Появление на сцене Императорского театра драмы Кальдерона "Стойкий принц" в постановке Мейерхольда вызвало противоречивые отзывы. Непосредственным откликом на спектакль явилась рецензия А. Р. Кугеля в журнале "Театр и искусство", написанная в задиристо-фельетонном стиле. Критик считал, что "это был скучный спектакль". Виновником "скуки" был объявлен Мейерхольд. Отрицалась новизна режиссерского замысла, целесообразность постановки и интерпретации драмы Кальдерона. "Вместо духа — живого, какое-то стремление соригинальничать, да показать что-нибудь почудней — в пределах приличий, без чего, разумеется, нельзя в Александрийском театре"[257]. Отрицая оригинальность режиссерского замысла, критик отказывается видеть художественное единство спектакля: "Что же показал нам г. Мейерхольд? Реконструкция старинного театра? Неправда, это не реконструкция. Стилизация? Нет, и не стилизация! Просто собственное сочинение г. Мейерхольда, которое не могло быть ни ярче, ни острее, ни эффектнее, ни талантливее своего творца"[258].
Иронически отзывался рецензент и о смелом решении режиссера поручить заглавную роль принца — женщине (актрисе Г. Коваленской).
Критик не приемлет новое театральное искусство, ни МХТ, ни Мейерхольда. Отзыв театрального критика не был серьезной попыткой понять и раскрыть смысл и драмы Кальдерона, и ее театральной интерпретации. Естественно, эта статья вызвала ответную реакцию. В следующем, 1916 г., в журнале "Любовь к 3-м апельсинам" появилась серьезная статья молодого историка западной литературы В. М. Жирмунского, писавшего под псевдонимом Victor — "Художественная идея постановки". Автор раскрывает идейное содержание драмы Кальдерона, которое получило верное воплощение в режиссерском решении.
По мнению В. М. Жирмунского, единая задача режиссера и художника сводилась к тому, чтобы в центре спектакля было "не внешнее правдоподобие действительной жизни", не воссоздание "исторической обстановки, в которой происходило действие". Тем самым режиссер и художник "избегали соблазна, который представляет исторический этнографизм на сцене"[259].
Излагая концепцию спектакля, близкую к замыслу Мейерхольда (это вполне естественно, т. к. В. М. Жирмунский готовил статью для журнала Мейерхольда), он писал: "Только то казалось пригодным для постановки, что могло воплотить основное лирическое настроение кальдероновской драмы: игра актеров, их декламация и костюмы, грим, движения и жесты, вместе с тем, та внешняя обстановка, в которой развивается действие, все должно было стать выражением душевного содержания драмы"[260].
Естественно, оправдывается введение на мужскую роль — принца — актрисы. Мотивируется это режиссерское решение особенностью самой драмы, ее лиризмом и "женственной" философией характера главного героя. Подробно об этом пишет другой сотрудник журнала, М. М. Жирмунский[261].

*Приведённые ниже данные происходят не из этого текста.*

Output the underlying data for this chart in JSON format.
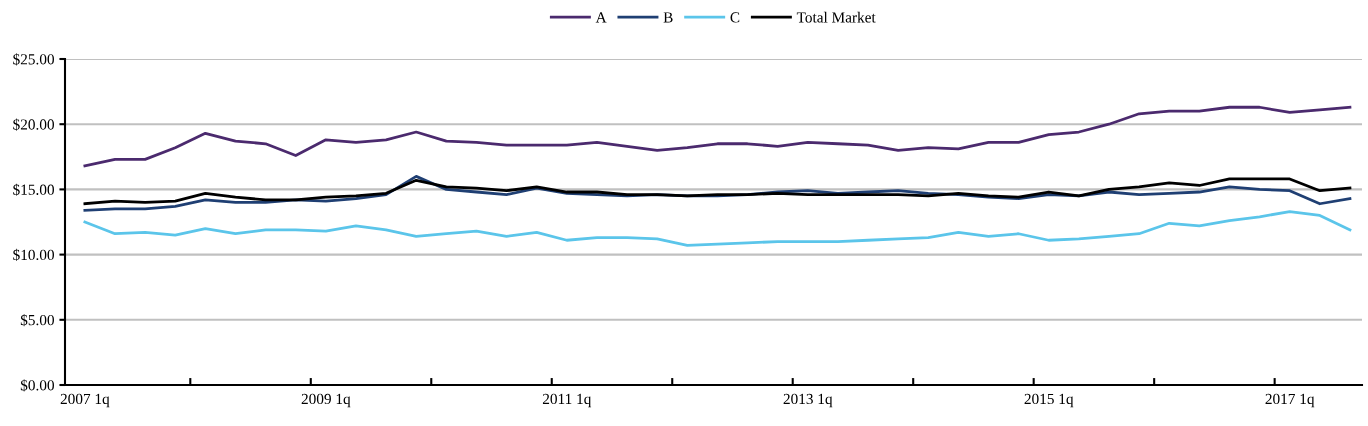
{
  "chart_data": {
    "type": "line",
    "categories": [
      "2007 1q",
      null,
      null,
      null,
      null,
      null,
      null,
      null,
      "2009 1q",
      null,
      null,
      null,
      null,
      null,
      null,
      null,
      "2011 1q",
      null,
      null,
      null,
      null,
      null,
      null,
      null,
      "2013 1q",
      null,
      null,
      null,
      null,
      null,
      null,
      null,
      "2015 1q",
      null,
      null,
      null,
      null,
      null,
      null,
      null,
      "2017 1q",
      null,
      null
    ],
    "series": [
      {
        "name": "A",
        "color": "#4b2a6e",
        "values": [
          16.8,
          17.3,
          17.3,
          18.2,
          19.3,
          18.7,
          18.5,
          17.6,
          18.8,
          18.6,
          18.8,
          19.4,
          18.7,
          18.6,
          18.4,
          18.4,
          18.4,
          18.6,
          18.3,
          18.0,
          18.2,
          18.5,
          18.5,
          18.3,
          18.6,
          18.5,
          18.4,
          18.0,
          18.2,
          18.1,
          18.6,
          18.6,
          19.2,
          19.4,
          20.0,
          20.8,
          21.0,
          21.0,
          21.3,
          21.3,
          20.9,
          21.1,
          21.3
        ]
      },
      {
        "name": "B",
        "color": "#1f3f73",
        "values": [
          13.4,
          13.5,
          13.5,
          13.7,
          14.2,
          14.0,
          14.0,
          14.2,
          14.1,
          14.3,
          14.6,
          16.0,
          15.0,
          14.8,
          14.6,
          15.1,
          14.7,
          14.6,
          14.5,
          14.6,
          14.5,
          14.5,
          14.6,
          14.8,
          14.9,
          14.7,
          14.8,
          14.9,
          14.7,
          14.6,
          14.4,
          14.3,
          14.6,
          14.5,
          14.8,
          14.6,
          14.7,
          14.8,
          15.2,
          15.0,
          14.9,
          13.9,
          14.3
        ]
      },
      {
        "name": "C",
        "color": "#5bc5ea",
        "values": [
          12.5,
          11.6,
          11.7,
          11.5,
          12.0,
          11.6,
          11.9,
          11.9,
          11.8,
          12.2,
          11.9,
          11.4,
          11.6,
          11.8,
          11.4,
          11.7,
          11.1,
          11.3,
          11.3,
          11.2,
          10.7,
          10.8,
          10.9,
          11.0,
          11.0,
          11.0,
          11.1,
          11.2,
          11.3,
          11.7,
          11.4,
          11.6,
          11.1,
          11.2,
          11.4,
          11.6,
          12.4,
          12.2,
          12.6,
          12.9,
          13.3,
          13.0,
          11.9
        ]
      },
      {
        "name": "Total Market",
        "color": "#000000",
        "values": [
          13.9,
          14.1,
          14.0,
          14.1,
          14.7,
          14.4,
          14.2,
          14.2,
          14.4,
          14.5,
          14.7,
          15.7,
          15.2,
          15.1,
          14.9,
          15.2,
          14.8,
          14.8,
          14.6,
          14.6,
          14.5,
          14.6,
          14.6,
          14.7,
          14.6,
          14.6,
          14.6,
          14.6,
          14.5,
          14.7,
          14.5,
          14.4,
          14.8,
          14.5,
          15.0,
          15.2,
          15.5,
          15.3,
          15.8,
          15.8,
          15.8,
          14.9,
          15.1
        ]
      }
    ],
    "ylim": [
      0,
      25
    ],
    "yticks": [
      {
        "value": 0,
        "label": "$0.00"
      },
      {
        "value": 5,
        "label": "$5.00"
      },
      {
        "value": 10,
        "label": "$10.00"
      },
      {
        "value": 15,
        "label": "$15.00"
      },
      {
        "value": 20,
        "label": "$20.00"
      },
      {
        "value": 25,
        "label": "$25.00"
      }
    ],
    "grid": "y",
    "legend": "top",
    "marker": "none",
    "line_style": "solid"
  }
}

Постановка В. Э. Мейерхольдом двух драм Кальдерона свидетельствует о его интересе к идейно-философской концепции произведений испанского драматурга, о желании раскрыть своеобразие драм Кальдерона. Режиссер ведет поиски новых выразительных театральных средств. При этом два последних спектакля — в Териоках и Александрийском театре — отчетливо проявили главную тенденцию режиссерского поиска — ставку на актера, на передачу психологической достоверности сложного символического содержания драм Кальдерона.
Драмы Кальдерона в переводе Бальмонта вызвали интерес и у других режиссеров русских театров. В частности, в 1911 г. в Старинном театре в Петербурге режиссер Н. В. Дризен поставил драму Кальдерона "Чистилище святого Патрика".

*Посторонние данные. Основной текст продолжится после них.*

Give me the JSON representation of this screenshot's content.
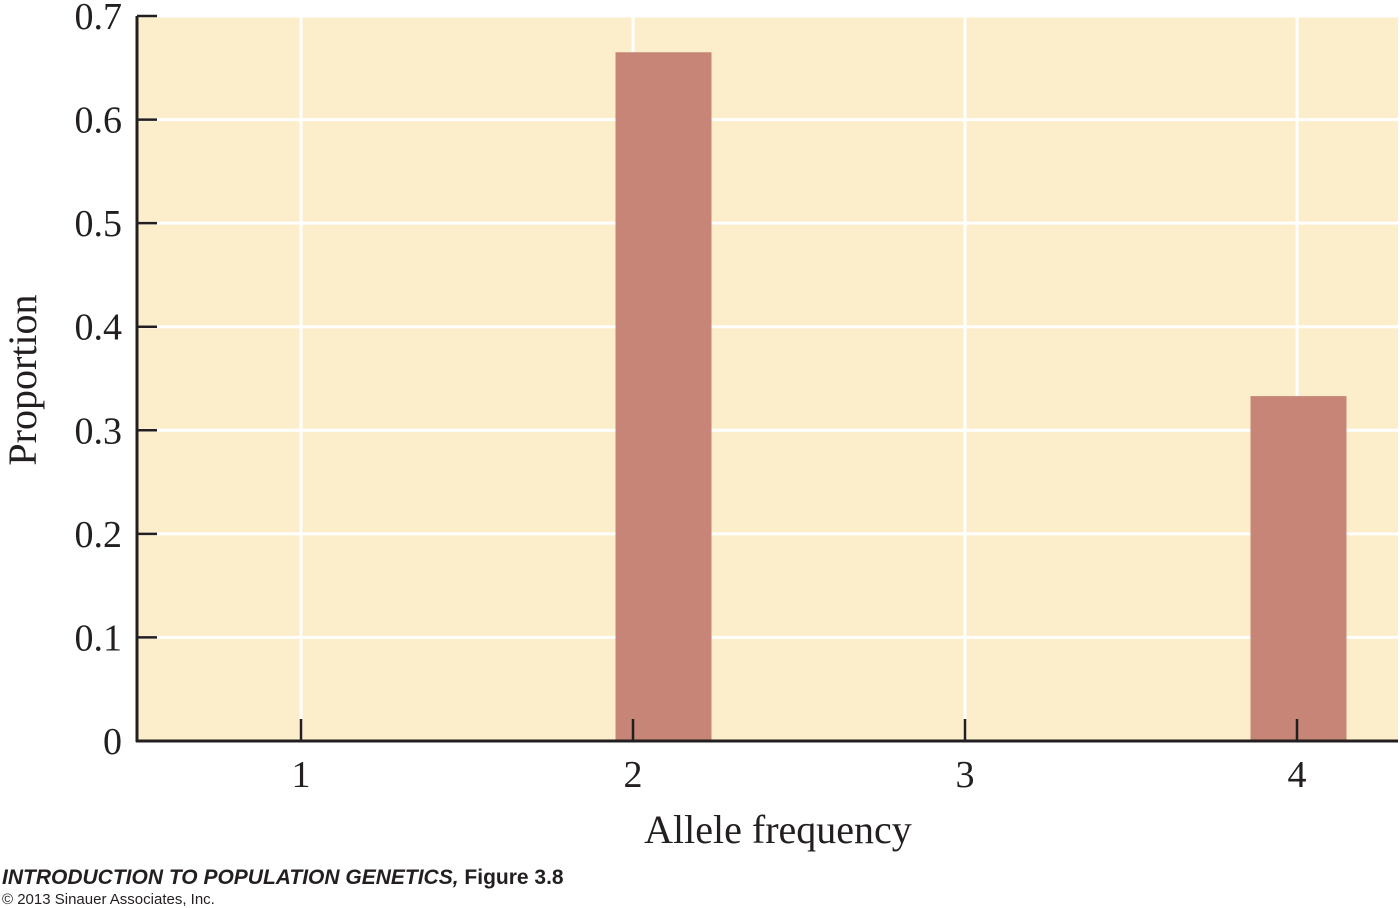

Спектакль, и прежде всего режиссерская интерпретация драмы Кальдерона, вызвали противоречивые оценки. Рецензент А. Ростиславов писал под непосредственным впечатлением от увиденного. Критику все понравилось: декорации, костюмы, план постановки и т. д., драму он именует "красивой и проникновенной мистерией".
259
Victor. Художественная идея постановки. Любовь к 3-м апельсинам. СПб., 1916. No 2-3. С. 136.
261
Жирмунский М. М. "Стойкий принц" на сцене Александрийского театра, Любовь к 3-м апельсинам. СПб., 1916. No 1.